Perfecting the traditions
Crafting a great hot dog doesn’t have to mean reinventing the wheel. Many establishments serve franks in accordance with longstanding traditions, setting themselves apart with fresh ingredients and impressive technique. That attention to detail has been plenty to make certain stands world-famous.

“New York dogs feature beef franks, mustard, onions and sauerkraut.”

The hot dogs served at stands in New York City are generally all-beef franks with yellow mustard, steamed onions and sauerkraut. Nathan’s Famous has become an international chain of restaurants, but the original stand in Coney Island still stands as a testament to the appeal of that old-school dog. According to Gothamist, it’s still worth braving crowds of tourists to dig into this classic.
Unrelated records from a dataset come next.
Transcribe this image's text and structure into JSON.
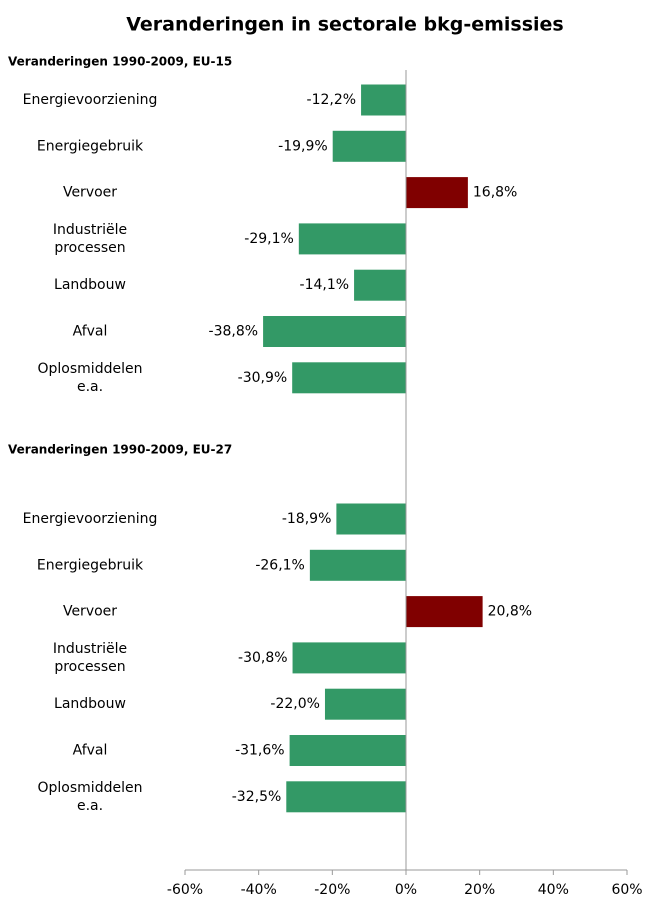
{
  "chart_data": {
    "type": "bar",
    "orientation": "horizontal",
    "title": "Veranderingen in sectorale bkg-emissies",
    "xlim": [
      -60,
      60
    ],
    "xticks": [
      {
        "value": -60,
        "label": "-60%"
      },
      {
        "value": -40,
        "label": "-40%"
      },
      {
        "value": -20,
        "label": "-20%"
      },
      {
        "value": 0,
        "label": "0%"
      },
      {
        "value": 20,
        "label": "20%"
      },
      {
        "value": 40,
        "label": "40%"
      },
      {
        "value": 60,
        "label": "60%"
      }
    ],
    "groups": [
      {
        "subtitle": "Veranderingen 1990-2009, EU-15",
        "categories": [
          "Energievoorziening",
          "Energiegebruik",
          "Vervoer",
          "Industriële\nprocessen",
          "Landbouw",
          "Afval",
          "Oplosmiddelen\ne.a."
        ],
        "values": [
          -12.2,
          -19.9,
          16.8,
          -29.1,
          -14.1,
          -38.8,
          -30.9
        ],
        "value_labels": [
          "-12,2%",
          "-19,9%",
          "16,8%",
          "-29,1%",
          "-14,1%",
          "-38,8%",
          "-30,9%"
        ],
        "colors": [
          "#339966",
          "#339966",
          "#800000",
          "#339966",
          "#339966",
          "#339966",
          "#339966"
        ]
      },
      {
        "subtitle": "Veranderingen 1990-2009, EU-27",
        "categories": [
          "Energievoorziening",
          "Energiegebruik",
          "Vervoer",
          "Industriële\nprocessen",
          "Landbouw",
          "Afval",
          "Oplosmiddelen\ne.a."
        ],
        "values": [
          -18.9,
          -26.1,
          20.8,
          -30.8,
          -22.0,
          -31.6,
          -32.5
        ],
        "value_labels": [
          "-18,9%",
          "-26,1%",
          "20,8%",
          "-30,8%",
          "-22,0%",
          "-31,6%",
          "-32,5%"
        ],
        "colors": [
          "#339966",
          "#339966",
          "#800000",
          "#339966",
          "#339966",
          "#339966",
          "#339966"
        ]
      }
    ]
  }
}
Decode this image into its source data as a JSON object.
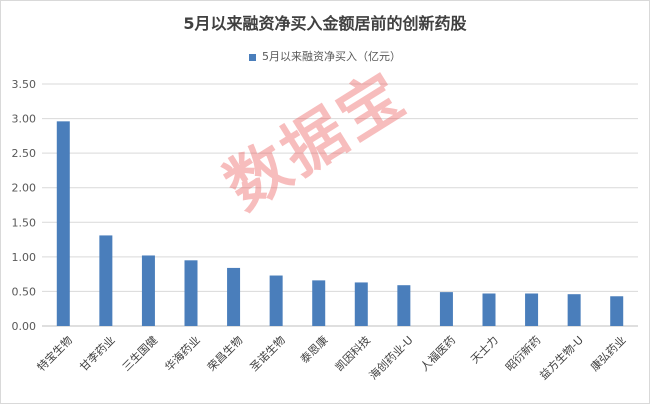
{
  "chart_data": {
    "type": "bar",
    "title": "5月以来融资净买入金额居前的创新药股",
    "xlabel": "",
    "ylabel": "",
    "ylim": [
      0,
      3.5
    ],
    "yticks": [
      "0.00",
      "0.50",
      "1.00",
      "1.50",
      "2.00",
      "2.50",
      "3.00",
      "3.50"
    ],
    "legend_position": "top",
    "grid": true,
    "bar_color": "#4a7ebb",
    "categories": [
      "特宝生物",
      "甘李药业",
      "三生国健",
      "华海药业",
      "荣昌生物",
      "圣诺生物",
      "泰恩康",
      "凯因科技",
      "海创药业-U",
      "人福医药",
      "天士力",
      "昭衍新药",
      "益方生物-U",
      "康弘药业"
    ],
    "series": [
      {
        "name": "5月以来融资净买入（亿元）",
        "values": [
          2.96,
          1.31,
          1.02,
          0.95,
          0.84,
          0.73,
          0.66,
          0.63,
          0.59,
          0.49,
          0.47,
          0.47,
          0.46,
          0.43
        ]
      }
    ]
  },
  "watermark": "数据宝"
}
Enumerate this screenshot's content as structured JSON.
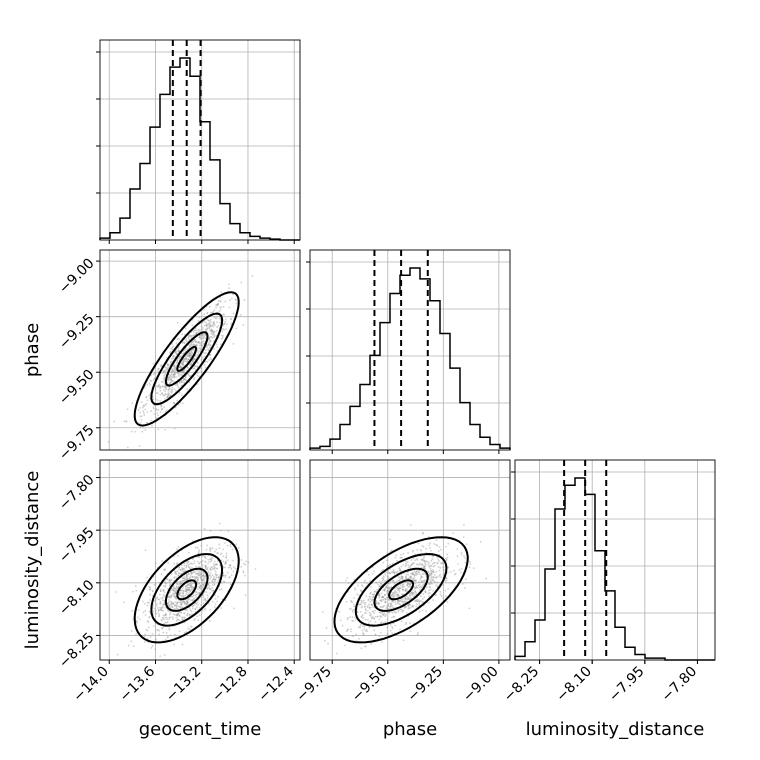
{
  "chart_data": {
    "type": "corner",
    "parameters": [
      {
        "name": "geocent_time",
        "label": "geocent_time",
        "range": [
          -14.08,
          -12.35
        ],
        "ticks": [
          -14.0,
          -13.6,
          -13.2,
          -12.8,
          -12.4
        ],
        "tick_labels": [
          "−14.0",
          "−13.6",
          "−13.2",
          "−12.8",
          "−12.4"
        ],
        "quantiles": [
          -13.45,
          -13.33,
          -13.21
        ],
        "histogram": [
          0.01,
          0.04,
          0.12,
          0.28,
          0.42,
          0.62,
          0.8,
          0.95,
          1.0,
          0.9,
          0.65,
          0.44,
          0.2,
          0.09,
          0.04,
          0.02,
          0.01,
          0.005,
          0.0,
          0.0
        ]
      },
      {
        "name": "phase",
        "label": "phase",
        "range": [
          -9.85,
          -8.95
        ],
        "ticks": [
          -9.75,
          -9.5,
          -9.25,
          -9.0
        ],
        "tick_labels": [
          "−9.75",
          "−9.50",
          "−9.25",
          "−9.00"
        ],
        "quantiles": [
          -9.56,
          -9.44,
          -9.32
        ],
        "histogram": [
          0.01,
          0.02,
          0.06,
          0.14,
          0.24,
          0.36,
          0.52,
          0.7,
          0.86,
          0.96,
          1.0,
          0.94,
          0.82,
          0.64,
          0.45,
          0.26,
          0.14,
          0.07,
          0.03,
          0.01
        ]
      },
      {
        "name": "luminosity_distance",
        "label": "luminosity_distance",
        "range": [
          -8.32,
          -7.75
        ],
        "ticks": [
          -8.25,
          -8.1,
          -7.95,
          -7.8
        ],
        "tick_labels": [
          "−8.25",
          "−8.10",
          "−7.95",
          "−7.80"
        ],
        "quantiles": [
          -8.18,
          -8.12,
          -8.06
        ],
        "histogram": [
          0.02,
          0.1,
          0.22,
          0.5,
          0.83,
          0.96,
          1.0,
          0.91,
          0.6,
          0.38,
          0.18,
          0.07,
          0.03,
          0.01,
          0.01,
          0.0,
          0.0,
          0.0,
          0.0,
          0.0
        ]
      }
    ],
    "pairs": [
      {
        "x": "geocent_time",
        "y": "phase",
        "center": [
          -13.33,
          -9.44
        ],
        "sigma": [
          0.18,
          0.12
        ],
        "corr": 0.85
      },
      {
        "x": "geocent_time",
        "y": "luminosity_distance",
        "center": [
          -13.33,
          -8.12
        ],
        "sigma": [
          0.18,
          0.06
        ],
        "corr": 0.55
      },
      {
        "x": "phase",
        "y": "luminosity_distance",
        "center": [
          -9.44,
          -8.12
        ],
        "sigma": [
          0.12,
          0.06
        ],
        "corr": 0.6
      }
    ],
    "grid": true,
    "colors": {
      "hist": "#000000",
      "points": "#9a9a9a",
      "contour": "#000000"
    }
  }
}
Customers can also have chili and cheese thrown on the dog or enjoy an order of crinkle-cut french fries.

In operation since 1939, Pink’s Hot Dogs in Los Angeles is most celebrated for the chili dogs, also featuring onions and mustard, served since the stand’s inception. However, the selection has expanded over the years, and it includes options like a Polish dog or pastrami Reuben dog. In keeping with the Hollywood locale, the restaurant also offers a number of special items named for celebrities. The Giada De Laurentiis dog, for instance, offers nine inches of meat topped with sauteed mushrooms, onions and peppers, tomato and mozzarella cheese.

Chicago’s approach to the hot dog is well-known, and many residents insist there is no other way to have one. Made with an all-beef frank, the Chicago-style dog features chopped onions, sweet pickle relish, tomato, peppers, a dill pickle spear, celery salt and yellow mustard on a poppy-seed bun. Restaurants like Fatso’s Last Stand show off what they know best by turning out countless dogs with those classic toppings every day. There, however, the signature dish is the char dog, a Chicago dog that is grilled over charcoal rather than steamed.

Themed hot dogs are becoming especially popular.
Cincinnati’s Senate earned a prominent place on Food & Wine’s list of the best places for a hot dog in the U.S. That’s because chef Daniel Wright produces an array of unusual and fantastic variations. For instance, the croque madame tops a beef frank with Black Forest ham, bechamel, and a poached egg, served on a brioche bun. Meanwhile, the Korean dog comes with house-made kimchi, braised short rib meat and pickle.Experimenting with new flavors
While few meals are more satisfying than a hot dog prepared in the style you’ve enjoyed since childhood, sometimes you want something a little different. That’s why so many chefs have found success by adding bold new flavors to their franks. You may want to incorporate some ideas from these unique takes on the old reliable hot dog into your own cooking.

NoMad Bar took the New York Post’s nod for the finest frank in town with Daniel Humm’s decadent version. The nine-inch kosher dog is wrapped in bacon and arrives on a brioche bun topped with black truffle mayonnaise, celery relish and Gruyere. Pair this over-the-top dish with one of the many fine cocktails on hand for a fully grown-up hot dog experience that still fills you with childlike glee.

The Duck Inn in Chicago specializes in creatively preparing the namesake fowl, and the restaurant’s hot dog is no exception. The sausage combines duck meat and fat with beef, wrapping it all in bacon. Chef Kevin Hickey tops his creation with cheese sauce, pickled jalapenos, Calabrian chili relish and a cucumber pickle that is house-made overnight.

Whether you’re striving to make the best Chicago-style hot dog or breaking new ground for frankfurters, you’ll find that this is one widely loved dish with limitless potential. If you apply what you learn in an accredited online culinary institute to preparing great franks, you may find that people line up to try your cooking.